Nerves on the rise from what had been revealed, from everything Ilyan had said, from everything I had remembered, I continued on, barely paying attention to where Ilyan was leading me. Only to slip, my foot sliding to the side as the sound of breaking glass echoed somewhere from below me.

“What the …!” I said, barely catching myself as Ilyan clung to my hand for dear life, his heart rate accelerating in a panic deeper than what I would expect from a little fall. I wasn’t being attacked by one hundred forty Trpaslíks, after all, so the boy needed to calm down.

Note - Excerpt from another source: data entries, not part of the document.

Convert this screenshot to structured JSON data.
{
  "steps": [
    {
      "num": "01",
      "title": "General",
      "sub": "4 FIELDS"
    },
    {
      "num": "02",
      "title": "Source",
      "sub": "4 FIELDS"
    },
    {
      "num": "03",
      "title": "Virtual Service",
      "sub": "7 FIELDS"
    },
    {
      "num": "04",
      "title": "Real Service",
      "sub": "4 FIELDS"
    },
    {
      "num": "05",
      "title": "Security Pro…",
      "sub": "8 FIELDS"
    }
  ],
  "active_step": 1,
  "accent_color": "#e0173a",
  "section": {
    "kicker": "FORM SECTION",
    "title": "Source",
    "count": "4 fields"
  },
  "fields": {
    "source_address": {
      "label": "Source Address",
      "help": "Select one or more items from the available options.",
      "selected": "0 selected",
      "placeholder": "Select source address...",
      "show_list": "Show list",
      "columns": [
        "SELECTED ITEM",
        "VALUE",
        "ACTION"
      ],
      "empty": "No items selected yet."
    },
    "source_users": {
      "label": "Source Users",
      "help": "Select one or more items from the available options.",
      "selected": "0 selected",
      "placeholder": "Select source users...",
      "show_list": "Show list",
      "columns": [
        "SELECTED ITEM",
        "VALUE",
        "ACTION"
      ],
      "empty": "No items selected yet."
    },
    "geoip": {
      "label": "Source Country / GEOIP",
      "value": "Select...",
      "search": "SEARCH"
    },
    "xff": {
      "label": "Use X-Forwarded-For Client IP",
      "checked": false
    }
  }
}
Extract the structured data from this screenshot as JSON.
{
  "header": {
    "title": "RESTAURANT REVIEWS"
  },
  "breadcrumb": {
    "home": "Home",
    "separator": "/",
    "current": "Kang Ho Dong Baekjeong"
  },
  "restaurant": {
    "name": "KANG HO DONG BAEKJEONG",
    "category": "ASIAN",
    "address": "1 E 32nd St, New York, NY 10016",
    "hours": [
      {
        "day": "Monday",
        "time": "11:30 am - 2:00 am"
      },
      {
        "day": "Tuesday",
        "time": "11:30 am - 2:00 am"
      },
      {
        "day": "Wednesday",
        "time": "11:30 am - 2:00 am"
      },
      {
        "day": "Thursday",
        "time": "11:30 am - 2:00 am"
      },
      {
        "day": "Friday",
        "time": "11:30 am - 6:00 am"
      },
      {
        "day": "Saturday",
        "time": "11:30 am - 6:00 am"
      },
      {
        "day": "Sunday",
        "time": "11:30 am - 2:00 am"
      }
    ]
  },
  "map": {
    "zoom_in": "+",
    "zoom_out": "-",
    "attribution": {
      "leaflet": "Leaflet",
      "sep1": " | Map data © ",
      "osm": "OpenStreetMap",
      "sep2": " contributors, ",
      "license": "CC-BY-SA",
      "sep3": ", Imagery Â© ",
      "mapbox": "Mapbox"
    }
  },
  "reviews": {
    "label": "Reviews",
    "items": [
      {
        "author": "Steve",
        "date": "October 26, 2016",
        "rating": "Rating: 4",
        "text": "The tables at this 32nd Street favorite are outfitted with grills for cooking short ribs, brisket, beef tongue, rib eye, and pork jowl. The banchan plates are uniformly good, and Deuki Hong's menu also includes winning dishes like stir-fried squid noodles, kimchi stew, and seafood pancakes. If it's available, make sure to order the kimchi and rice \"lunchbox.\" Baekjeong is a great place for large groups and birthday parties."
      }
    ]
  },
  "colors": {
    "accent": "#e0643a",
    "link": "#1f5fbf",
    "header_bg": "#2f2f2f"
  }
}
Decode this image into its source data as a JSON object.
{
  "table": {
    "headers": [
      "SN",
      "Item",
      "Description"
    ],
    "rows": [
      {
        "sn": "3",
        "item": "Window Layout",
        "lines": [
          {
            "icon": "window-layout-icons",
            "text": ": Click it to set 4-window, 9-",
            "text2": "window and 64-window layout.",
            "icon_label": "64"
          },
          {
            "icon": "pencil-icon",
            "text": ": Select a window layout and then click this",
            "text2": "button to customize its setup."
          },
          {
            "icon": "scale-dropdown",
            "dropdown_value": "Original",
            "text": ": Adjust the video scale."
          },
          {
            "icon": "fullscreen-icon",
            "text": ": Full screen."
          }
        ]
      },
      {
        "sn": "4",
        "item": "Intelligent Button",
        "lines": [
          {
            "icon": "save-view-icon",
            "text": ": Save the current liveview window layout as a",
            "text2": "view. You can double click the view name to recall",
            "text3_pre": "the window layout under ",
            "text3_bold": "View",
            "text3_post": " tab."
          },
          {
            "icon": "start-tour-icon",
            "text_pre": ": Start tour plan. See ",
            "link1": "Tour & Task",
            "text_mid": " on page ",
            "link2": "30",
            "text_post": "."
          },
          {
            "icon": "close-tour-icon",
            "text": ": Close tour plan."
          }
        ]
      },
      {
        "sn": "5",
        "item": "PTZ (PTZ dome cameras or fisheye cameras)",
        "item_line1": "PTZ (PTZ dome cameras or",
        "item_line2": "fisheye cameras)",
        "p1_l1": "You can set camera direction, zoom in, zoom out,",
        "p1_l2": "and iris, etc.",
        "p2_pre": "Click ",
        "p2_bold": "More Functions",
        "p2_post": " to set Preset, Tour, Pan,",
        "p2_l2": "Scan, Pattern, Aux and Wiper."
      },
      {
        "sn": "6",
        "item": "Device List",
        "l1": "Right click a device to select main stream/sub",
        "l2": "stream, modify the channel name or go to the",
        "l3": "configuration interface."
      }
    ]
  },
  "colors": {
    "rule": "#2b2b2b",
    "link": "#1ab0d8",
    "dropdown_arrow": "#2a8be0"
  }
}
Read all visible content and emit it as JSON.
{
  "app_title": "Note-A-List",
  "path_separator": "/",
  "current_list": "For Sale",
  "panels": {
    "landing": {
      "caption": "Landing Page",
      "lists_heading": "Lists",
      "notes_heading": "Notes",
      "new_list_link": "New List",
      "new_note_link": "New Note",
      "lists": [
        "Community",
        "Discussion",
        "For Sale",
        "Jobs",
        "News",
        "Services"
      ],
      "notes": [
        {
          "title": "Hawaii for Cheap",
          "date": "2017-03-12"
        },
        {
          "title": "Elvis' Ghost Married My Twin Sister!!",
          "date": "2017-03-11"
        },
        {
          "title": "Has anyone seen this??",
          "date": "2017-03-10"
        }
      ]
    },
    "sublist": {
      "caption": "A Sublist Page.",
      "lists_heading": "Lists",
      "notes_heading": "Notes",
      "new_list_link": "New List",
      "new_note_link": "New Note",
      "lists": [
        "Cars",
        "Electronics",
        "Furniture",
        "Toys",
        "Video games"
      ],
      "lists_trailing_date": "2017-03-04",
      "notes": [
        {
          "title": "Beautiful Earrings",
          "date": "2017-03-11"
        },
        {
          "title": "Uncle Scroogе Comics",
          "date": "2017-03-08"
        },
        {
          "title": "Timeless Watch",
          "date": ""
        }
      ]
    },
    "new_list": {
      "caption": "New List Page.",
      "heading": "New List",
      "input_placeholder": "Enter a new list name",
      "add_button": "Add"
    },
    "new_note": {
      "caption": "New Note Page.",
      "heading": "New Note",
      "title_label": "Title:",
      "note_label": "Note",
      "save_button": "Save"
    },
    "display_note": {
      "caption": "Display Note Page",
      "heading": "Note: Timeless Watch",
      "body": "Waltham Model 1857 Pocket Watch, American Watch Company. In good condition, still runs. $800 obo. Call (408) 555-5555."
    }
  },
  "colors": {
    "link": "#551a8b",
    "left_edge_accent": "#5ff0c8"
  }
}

I would have chastised him, but I was already moving away from him, moving toward whatever I had stepped on. My magic pulled me as the power inside of me increased, the Drak power screaming.

It was a vial, a tiny glass thing filled with swirling green fluid that was dangerously close to leaking out thanks to a large crack along the side.

“Ilyan,” I called, my voice strangely hollow as my magic pulled. My fingers were inches away from picking up the thing when sight pulled into me. One simple image of Ovailia dropping the same green fluid onto Thom’s skin was all I needed to see.

“Mi lasko?” Ilyan’s voice pulled me out of the sight with the force of a gun, his fear escalating as I looked up to him, my eyes wide before I pointed down to the vial below us where the green was now spreading out and over the floor like syrup.

“Don’t touch it,” I instructed, my voice shaking with what I was about to say. “It’s what Ovailia used to hurt Thom. It’s what she was going to use on all of them.”

His eyes grew wider as I looked at him.

My sight pulled me forward, flashes of images I could barely make out, before Ilyan came back into focus.

My lips spread into a wide smile. “I think I can use it to save him.”





Sain’s ragged breathing echoed through the stone hallway we walked through, hitting against my back and grating on my nerves. I recoiled at the sound, at the way his feet dragged against the stone, the way they always had when he walked.

His left leg was slightly turned, dragging like he couldn’t quite lift it off the ground. This time, however, the scrape seemed to be a little bit more pronounced, the drag a little bit longer. He had always claimed it was from an injury. Right then, I wasn’t so certain. I no longer thought any of him was real.